Tuttavia, soprattutto se penso al ruolo del mediatore come facilitatore della comunicazione e della negoziazione fra le parti, sinceramente trovo che tanti elementi e tecniche della mediazione trasformativa potrebbero tornare davvero utili al mediatore che adotta uno stile facilitativo. Chissà allora che il modello trasformativo non possa diventare, in generale, un obiettivo cui tendere, a mio avviso non tanto per applicarlo pienamente, ma soprattutto per “arricchire” la cassetta degli attrezzi del mediatore attraverso una più ampia gamma di strumenti, tecniche e interventi.

(1) Nicosia P., Mediazione e conciliazione societaria, Ed. Carlo Amore, Roma, 2008.
(2) Morineau J., Lo spirito della mediazione, Milano, Franco Angeli, 2004.
(3) Scabini E. – Rossi G. (a cura di), Rigenerare i legami: la mediazione nelle relazioni familiari e comunitarie, V&P Università, Milano, 2004.
(4) Sclavi M., Avventure urbane. Progettare la città con gli abitanti, Eleuthera, Milano, 2002.

martedì 13 dicembre 2011

Mediazione come opportunità di trasformazione personale

In questi giorni sto leggendo un volume molto interessante di Giovanni Cosi e, tra le tante pagine meritevoli di attenzione, trovo questa che mi sembra particolarmente “intonata” come “trait d’union” tra la formazione comportamentale e la formazione sulla mediazione.

“La vera promessa della mediazione consisterebbe nella sua capacità di trasformare la personalità dei soggetti in conflitto e la società in generale. Grazie al suo informalismo e consensualismo, la mediazione infatti permette alle parti di definire in autonomia i loro problemi e i loro scopi, facendo risaltare l’importanza di essi nelle loro rispettive esistenze. Inoltre la mediazione aiuta le parti a sviluppare l’autodeterminazione nel decidere se e come porre fine a una disputa, e le favorisce nel mobilitare le loro risorse personali a questo scopo. Il movimento per la mediazione ha almeno in parte utilizzato queste caratteristiche della procedura per rafforzare nelle parti le loro stesse capacità di governare circostanze avverse di ogni tipo, attuali ma anche future. Chi partecipa a una mediazione guadagna in genere fiducia, rispetto e considerazione in se stesso. In questo consiste l’effetto di ‘rafforzamento’ (empowerment) della mediazione.

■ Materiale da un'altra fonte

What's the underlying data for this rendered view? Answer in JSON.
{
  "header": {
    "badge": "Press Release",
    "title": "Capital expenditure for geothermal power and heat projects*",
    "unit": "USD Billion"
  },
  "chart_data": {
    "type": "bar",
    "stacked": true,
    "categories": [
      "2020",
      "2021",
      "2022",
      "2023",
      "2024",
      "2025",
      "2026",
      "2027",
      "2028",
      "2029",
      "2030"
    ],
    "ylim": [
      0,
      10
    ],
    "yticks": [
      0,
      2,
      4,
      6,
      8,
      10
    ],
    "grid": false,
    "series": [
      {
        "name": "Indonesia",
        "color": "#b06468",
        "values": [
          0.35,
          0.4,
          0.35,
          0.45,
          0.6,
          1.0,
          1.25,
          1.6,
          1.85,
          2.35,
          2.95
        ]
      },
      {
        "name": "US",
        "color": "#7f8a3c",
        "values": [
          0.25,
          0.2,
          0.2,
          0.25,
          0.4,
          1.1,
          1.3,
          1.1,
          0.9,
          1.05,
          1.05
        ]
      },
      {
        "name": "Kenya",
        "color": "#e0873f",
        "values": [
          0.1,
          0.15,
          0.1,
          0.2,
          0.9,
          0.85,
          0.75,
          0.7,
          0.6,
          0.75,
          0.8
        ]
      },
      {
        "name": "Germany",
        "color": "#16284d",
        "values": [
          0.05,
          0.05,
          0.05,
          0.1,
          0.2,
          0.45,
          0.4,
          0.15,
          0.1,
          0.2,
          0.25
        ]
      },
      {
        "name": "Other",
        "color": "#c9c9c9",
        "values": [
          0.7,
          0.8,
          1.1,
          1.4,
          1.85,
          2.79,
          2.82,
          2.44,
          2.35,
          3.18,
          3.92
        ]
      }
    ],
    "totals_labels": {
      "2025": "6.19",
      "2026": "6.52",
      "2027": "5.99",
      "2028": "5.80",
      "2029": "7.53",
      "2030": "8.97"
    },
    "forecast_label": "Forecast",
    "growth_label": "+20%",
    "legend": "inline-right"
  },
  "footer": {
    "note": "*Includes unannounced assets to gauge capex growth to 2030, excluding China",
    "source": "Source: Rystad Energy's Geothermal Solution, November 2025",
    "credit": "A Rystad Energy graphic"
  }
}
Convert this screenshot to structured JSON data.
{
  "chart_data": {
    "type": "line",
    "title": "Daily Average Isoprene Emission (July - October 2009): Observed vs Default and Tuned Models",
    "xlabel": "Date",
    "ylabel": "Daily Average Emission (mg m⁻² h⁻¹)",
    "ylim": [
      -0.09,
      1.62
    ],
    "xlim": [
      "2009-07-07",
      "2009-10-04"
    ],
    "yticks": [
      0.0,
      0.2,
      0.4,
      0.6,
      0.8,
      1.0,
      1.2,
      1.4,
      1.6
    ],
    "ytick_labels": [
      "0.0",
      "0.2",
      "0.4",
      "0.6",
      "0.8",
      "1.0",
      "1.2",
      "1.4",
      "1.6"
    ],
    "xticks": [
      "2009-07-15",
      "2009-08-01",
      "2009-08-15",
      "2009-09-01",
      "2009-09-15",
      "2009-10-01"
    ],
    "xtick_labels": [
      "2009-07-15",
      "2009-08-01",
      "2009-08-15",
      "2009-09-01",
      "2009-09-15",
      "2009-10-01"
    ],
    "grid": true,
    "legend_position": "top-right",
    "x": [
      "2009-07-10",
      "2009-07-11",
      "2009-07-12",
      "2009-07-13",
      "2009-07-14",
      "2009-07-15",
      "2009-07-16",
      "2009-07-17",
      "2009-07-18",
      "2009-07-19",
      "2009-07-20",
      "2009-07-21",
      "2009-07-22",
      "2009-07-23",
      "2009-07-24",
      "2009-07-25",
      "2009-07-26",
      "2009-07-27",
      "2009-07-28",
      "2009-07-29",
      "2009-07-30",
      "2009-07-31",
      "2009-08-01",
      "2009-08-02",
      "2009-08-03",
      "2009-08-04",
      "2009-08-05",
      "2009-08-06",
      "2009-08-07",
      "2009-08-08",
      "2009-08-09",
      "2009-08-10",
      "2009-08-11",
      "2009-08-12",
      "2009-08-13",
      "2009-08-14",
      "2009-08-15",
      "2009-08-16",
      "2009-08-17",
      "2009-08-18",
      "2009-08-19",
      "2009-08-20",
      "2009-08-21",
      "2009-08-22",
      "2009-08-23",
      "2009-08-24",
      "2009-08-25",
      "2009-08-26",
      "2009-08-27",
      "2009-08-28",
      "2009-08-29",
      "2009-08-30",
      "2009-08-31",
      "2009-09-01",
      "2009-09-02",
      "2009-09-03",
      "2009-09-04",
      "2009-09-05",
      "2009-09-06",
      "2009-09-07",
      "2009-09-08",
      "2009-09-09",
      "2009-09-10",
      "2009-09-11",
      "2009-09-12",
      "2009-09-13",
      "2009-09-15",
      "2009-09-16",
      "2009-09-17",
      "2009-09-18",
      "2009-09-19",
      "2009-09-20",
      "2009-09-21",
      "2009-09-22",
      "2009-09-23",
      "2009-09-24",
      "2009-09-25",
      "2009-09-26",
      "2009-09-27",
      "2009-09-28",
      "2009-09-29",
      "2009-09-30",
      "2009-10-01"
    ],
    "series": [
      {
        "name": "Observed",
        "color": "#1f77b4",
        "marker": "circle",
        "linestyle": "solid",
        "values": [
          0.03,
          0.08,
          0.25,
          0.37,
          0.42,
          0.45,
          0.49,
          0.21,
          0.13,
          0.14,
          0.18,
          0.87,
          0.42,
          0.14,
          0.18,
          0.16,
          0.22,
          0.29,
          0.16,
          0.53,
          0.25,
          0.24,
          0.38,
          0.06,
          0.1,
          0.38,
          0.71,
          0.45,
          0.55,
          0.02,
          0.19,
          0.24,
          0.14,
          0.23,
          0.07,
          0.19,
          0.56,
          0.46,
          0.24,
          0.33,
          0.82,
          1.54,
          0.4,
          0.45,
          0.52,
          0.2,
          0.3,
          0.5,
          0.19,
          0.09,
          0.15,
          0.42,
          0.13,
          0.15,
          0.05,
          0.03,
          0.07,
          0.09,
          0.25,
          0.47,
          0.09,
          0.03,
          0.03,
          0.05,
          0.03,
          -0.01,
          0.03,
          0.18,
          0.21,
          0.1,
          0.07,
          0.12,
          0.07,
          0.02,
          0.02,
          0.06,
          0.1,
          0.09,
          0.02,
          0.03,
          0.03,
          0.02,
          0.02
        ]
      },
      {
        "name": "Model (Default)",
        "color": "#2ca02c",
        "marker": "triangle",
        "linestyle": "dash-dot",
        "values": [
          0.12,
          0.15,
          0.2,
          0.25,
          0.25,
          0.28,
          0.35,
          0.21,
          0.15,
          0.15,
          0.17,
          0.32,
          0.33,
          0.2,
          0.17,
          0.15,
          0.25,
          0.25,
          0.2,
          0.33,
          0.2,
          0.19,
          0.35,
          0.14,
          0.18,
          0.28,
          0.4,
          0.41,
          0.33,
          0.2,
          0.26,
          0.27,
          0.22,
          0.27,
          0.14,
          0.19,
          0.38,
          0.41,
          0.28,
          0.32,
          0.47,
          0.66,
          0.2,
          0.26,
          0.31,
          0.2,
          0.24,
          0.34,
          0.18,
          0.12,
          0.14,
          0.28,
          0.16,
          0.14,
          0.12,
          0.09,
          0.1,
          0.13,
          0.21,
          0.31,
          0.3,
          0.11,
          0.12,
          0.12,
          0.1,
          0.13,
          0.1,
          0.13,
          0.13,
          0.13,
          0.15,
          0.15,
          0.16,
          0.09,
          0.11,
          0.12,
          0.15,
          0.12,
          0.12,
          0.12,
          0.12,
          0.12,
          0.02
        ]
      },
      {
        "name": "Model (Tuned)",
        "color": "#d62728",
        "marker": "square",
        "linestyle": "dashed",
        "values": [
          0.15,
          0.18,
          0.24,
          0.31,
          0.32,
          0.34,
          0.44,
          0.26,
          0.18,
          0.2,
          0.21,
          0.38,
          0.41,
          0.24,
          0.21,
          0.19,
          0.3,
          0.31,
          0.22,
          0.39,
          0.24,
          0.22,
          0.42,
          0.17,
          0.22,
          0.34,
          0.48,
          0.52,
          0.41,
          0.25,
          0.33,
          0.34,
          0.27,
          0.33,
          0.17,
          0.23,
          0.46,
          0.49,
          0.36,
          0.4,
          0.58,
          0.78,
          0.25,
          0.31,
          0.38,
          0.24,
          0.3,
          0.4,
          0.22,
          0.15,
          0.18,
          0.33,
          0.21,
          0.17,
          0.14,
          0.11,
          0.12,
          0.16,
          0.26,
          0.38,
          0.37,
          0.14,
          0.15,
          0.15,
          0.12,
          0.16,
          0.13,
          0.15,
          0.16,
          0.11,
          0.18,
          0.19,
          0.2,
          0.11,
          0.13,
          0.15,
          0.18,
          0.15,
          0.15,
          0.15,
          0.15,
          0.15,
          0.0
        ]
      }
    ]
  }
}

Inoltre il carattere privato e non-giudiziario della mediazione offre alle parti un’opportunità non coattiva di contatto e comunicazione. In questo contesto, alla presenza di mediatori addestrati a favorire la comunicazione interpersonale, le parti spesso scoprono che possono esprimere comprensione e riconoscimento reciproco nonostante il conflitto che le oppone. In questa concezione la procedura di mediazione diventa lo strumento per aiutare gli individui a rafforzare le proprie capacità di relazionarsi intorno a problemi. Anche se le parti esordiscono come fieri avversari, la mediazione può sortire l’effetto di produrre tra loro riconoscimento e interesse reciproco in quanto essere umani. In questo consiste l’effetto di ‘riconoscimento’ (recognition) della mediazione.

G. Cosi-G. Romualdi, La mediazione dei conflitti, Giappichelli, Torino, 2010, pp. 105-106.